Im Grunde bliebe dem Publisher nur ein machiavellistischer Rat: Nutze den Leser solange aus, bis du ihn nicht mehr brauchst. Loyalität und Freundschaft bedeuten ihm nichts. Tu so, als ob du sein Freund bist. Und wenn er dir dumm kommt, kicke ihn so schnell wie möglich. Bis es nur bunte, nette hippo-Freunde in deiner Bubble gibt. Was übrigens nicht wenige Blogger bisher so verfolgt haben.
Oder? Mach Dein Ding, solange es läuft, solange du dich damit wohlfühlst. Mal wirste gewinnen, mal verlieren. Mal neue Leser, mal keine Leser. Mal viele Jubelperser, mal shitstormige weißbananen-Gläubiger. Aber sei dir hundertzehnprozent bewusst, warum du den Kram machst. Das sichert dich vor Enttäuschungen und falscher Freude und Freunde ab.
Wie war und ist es bei mir? Ich habe seit jeher eine innere Freude empfunden, meine Eindrücke von dieser Welt zu teilen. Ob ich nun damit viel Zustimmung oder noch mehr Ablehnung gewonnnen habe, war mir nie scheißegal. Sondern? Solange ich eine Reaktion ausgelöst habe, war und ist alles gut. Das ist der innere Punk in mir, der seine Freiheit über alles liebt, egal was andere sagen, wie knackedumm oder cool ich angeblich sei. Ob es dabei einer oder hunderttausend waren, die reagierten, das war in der Tat egal. Was ganz einfach daran liegt, dass ich mich bei bestem Willen nicht an die Gespräche mit hunderttausenden erinnern kann, sondern an das eine einzelne Gespräch mit einem. Oder dem anderen. Meine eigene Welt ist dadurch um ein Vielfaches bereichert worden. Was denken andere? Was meinen sie zu dem und diesem? Fucking huge und genial das ist, und das bloß mit so einem winzig einfachen Tool namens Blog? Vor vierhundert Jahren hätten wir Depeschen geschrieben, die zwei Jahre Laufzeit brauchen. Wohl eine einmalig tiefe Geschichte, wenn den Brief erstmal in der Hand hälst. Vielleicht trifft es das am besten. Heute verteile ich eben Depeschen wie eine Art Flaschenpost.

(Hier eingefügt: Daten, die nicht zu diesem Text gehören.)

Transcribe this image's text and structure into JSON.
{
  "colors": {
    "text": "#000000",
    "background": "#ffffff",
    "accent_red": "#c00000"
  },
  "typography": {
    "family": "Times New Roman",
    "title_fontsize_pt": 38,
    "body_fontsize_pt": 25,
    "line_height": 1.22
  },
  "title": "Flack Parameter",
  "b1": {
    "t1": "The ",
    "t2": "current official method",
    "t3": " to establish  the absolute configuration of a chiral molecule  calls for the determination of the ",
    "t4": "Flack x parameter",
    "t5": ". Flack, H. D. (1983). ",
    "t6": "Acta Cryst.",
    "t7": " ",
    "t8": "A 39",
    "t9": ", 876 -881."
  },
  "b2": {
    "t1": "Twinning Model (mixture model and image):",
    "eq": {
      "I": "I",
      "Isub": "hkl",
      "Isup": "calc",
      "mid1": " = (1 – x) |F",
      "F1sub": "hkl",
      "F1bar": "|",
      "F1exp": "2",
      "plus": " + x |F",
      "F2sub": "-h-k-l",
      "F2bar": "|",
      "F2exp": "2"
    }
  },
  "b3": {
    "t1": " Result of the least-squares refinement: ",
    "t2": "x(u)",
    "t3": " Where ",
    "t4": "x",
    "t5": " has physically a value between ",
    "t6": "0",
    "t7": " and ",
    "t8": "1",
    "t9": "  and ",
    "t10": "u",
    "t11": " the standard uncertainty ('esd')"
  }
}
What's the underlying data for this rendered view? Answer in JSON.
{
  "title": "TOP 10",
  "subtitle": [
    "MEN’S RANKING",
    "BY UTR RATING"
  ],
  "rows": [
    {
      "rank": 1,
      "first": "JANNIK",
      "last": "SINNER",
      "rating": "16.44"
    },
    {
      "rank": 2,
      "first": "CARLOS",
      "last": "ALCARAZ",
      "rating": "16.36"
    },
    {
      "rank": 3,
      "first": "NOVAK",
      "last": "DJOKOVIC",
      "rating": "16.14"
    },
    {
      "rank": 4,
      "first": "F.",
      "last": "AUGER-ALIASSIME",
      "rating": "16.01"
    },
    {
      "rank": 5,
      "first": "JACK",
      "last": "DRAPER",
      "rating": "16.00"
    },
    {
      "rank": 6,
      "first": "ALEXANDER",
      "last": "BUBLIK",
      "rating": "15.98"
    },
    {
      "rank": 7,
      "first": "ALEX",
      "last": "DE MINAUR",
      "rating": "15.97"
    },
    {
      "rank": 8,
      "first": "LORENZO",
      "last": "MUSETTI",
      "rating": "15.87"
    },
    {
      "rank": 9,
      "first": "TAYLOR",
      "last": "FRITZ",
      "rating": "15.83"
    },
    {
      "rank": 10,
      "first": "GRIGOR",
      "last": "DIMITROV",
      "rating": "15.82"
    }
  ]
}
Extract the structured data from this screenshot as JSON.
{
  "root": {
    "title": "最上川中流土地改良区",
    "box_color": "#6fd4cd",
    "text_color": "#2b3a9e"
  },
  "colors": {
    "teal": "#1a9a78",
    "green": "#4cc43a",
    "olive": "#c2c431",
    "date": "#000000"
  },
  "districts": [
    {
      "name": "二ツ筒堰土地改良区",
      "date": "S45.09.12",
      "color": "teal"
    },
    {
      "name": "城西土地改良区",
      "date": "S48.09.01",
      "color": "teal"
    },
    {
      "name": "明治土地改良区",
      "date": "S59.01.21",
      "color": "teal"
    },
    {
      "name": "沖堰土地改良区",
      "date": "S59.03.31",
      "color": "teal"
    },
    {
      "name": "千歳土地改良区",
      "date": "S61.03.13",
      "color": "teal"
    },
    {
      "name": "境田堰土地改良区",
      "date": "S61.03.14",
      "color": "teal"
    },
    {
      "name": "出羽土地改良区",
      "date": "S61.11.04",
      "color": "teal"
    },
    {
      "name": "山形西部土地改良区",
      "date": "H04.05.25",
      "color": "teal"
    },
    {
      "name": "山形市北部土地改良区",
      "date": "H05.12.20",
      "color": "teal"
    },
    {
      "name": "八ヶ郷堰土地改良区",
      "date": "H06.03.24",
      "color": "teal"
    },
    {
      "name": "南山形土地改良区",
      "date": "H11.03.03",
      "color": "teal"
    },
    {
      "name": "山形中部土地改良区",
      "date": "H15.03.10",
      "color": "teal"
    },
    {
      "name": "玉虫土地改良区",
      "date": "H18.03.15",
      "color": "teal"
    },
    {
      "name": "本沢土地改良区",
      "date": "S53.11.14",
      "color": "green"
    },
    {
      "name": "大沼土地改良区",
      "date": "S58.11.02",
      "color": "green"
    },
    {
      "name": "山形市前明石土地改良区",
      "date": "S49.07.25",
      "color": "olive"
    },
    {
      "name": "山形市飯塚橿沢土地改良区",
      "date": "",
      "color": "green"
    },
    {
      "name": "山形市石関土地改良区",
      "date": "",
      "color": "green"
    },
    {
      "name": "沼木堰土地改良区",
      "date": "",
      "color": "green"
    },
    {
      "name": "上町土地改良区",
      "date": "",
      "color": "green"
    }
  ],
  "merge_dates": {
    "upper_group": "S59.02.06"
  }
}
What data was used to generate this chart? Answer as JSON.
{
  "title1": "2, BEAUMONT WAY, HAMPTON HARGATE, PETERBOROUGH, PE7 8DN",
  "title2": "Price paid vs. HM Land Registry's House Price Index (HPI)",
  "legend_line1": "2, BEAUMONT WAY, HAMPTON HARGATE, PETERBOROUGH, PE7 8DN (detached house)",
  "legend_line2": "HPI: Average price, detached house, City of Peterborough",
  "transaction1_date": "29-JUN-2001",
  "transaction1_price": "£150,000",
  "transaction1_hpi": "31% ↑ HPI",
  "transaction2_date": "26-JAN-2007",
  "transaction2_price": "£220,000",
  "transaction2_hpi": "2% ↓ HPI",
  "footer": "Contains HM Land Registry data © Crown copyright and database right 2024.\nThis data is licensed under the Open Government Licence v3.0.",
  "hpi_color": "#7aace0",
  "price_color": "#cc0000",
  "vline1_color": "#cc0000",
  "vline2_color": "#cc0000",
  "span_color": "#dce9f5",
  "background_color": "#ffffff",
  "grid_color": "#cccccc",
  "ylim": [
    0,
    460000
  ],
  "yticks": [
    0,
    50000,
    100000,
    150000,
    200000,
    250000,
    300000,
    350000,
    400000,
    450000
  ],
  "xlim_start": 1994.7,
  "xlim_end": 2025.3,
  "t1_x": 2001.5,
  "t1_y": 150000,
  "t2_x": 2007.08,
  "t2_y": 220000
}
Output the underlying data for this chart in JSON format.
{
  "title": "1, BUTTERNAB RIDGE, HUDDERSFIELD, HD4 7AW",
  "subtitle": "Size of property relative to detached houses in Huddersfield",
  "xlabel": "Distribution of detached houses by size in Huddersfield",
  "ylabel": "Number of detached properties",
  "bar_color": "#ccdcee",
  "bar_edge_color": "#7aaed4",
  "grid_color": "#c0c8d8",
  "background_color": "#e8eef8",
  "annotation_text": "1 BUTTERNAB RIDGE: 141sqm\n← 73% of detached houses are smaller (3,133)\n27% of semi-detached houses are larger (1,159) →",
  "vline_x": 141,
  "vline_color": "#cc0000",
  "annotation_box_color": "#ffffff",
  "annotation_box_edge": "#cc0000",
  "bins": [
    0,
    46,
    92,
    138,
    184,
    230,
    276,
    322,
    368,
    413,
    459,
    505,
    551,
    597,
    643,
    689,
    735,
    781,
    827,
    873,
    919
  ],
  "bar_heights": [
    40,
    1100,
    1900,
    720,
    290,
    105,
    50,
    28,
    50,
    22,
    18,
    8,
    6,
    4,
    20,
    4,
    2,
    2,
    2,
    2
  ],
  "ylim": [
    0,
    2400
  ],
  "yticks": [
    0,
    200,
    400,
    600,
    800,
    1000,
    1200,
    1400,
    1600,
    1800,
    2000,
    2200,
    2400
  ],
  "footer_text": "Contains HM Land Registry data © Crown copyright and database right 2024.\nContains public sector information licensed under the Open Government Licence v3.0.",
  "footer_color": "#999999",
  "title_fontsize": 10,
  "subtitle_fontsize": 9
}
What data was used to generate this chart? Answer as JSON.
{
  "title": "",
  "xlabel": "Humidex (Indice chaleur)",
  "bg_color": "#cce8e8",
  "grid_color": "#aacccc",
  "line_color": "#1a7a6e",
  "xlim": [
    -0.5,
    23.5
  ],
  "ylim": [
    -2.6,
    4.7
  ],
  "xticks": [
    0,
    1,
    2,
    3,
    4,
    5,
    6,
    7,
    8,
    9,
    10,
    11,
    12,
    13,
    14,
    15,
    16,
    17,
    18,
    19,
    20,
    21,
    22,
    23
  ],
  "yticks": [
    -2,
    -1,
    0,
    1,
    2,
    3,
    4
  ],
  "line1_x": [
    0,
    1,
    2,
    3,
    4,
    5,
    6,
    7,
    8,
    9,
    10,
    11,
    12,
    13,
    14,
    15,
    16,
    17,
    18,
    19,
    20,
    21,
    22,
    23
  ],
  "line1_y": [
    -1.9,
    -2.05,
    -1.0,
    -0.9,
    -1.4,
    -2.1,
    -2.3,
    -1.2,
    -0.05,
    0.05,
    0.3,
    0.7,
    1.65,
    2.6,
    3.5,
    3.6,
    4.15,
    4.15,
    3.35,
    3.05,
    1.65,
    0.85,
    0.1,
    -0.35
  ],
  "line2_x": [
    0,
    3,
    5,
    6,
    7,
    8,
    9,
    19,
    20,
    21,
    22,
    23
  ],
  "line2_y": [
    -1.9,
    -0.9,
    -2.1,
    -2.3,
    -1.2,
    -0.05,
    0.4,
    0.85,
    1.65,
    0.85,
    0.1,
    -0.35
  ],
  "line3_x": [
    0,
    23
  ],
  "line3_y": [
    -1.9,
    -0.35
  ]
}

Im Kern aber? Was ist nun mit dem Leser? Ich würde mir wünschen, dass er/sie den Publisher mehr unterstützt. Ihn ermuntert, kritischer zu hinterfragen, wo es drauf ankommt. Nicht gleich die Bezahlhuren-Keule schwingt. Sich nicht gleich abwendet wie eine Heulsuse, nur weil ihm mal von hundertern von Beiträgen eine Meinung zuwider ist. Sonst erzieht sich der Leser williges Publisher-Fleisch. Angepasst, nett, lieb. Wir haben da draußen genug professionelle Medien und auch immer besser werdende Firmenkanäle. Gegengewichte zu bilden, fällt immer schwerer. Auch weil die Werber es immer besser verstehen, etwas populärer werdende Publisher für sich in ihren Mediennetzwerken zu vereinnahmen („na komm her, netter, lieber Influencer, komm zu mir, put put put, die Scheine sind süß und goldig.“).
Bildhinweis: Das Bild stammt von der re:publica, einer jährlich stattfindenden Internetkonferenz. Die aber nicht gemeint sind, ich muss es aber eigens dazusagen, da dieses Völkchen durchaus sensibel und ich-bezogen sein kann. Nein, es ist einfach nur ein Symbolbild für Jubelperserei. Es stammt von Sandra Schink und steht unter der Nutzungslizenz CC BY-NC-SA 2.0.
11.12.2016 um 18:51 Uhr
Ja. Ja. Ja. Ein ja für jeden Absatz. Wir bleiben Punks.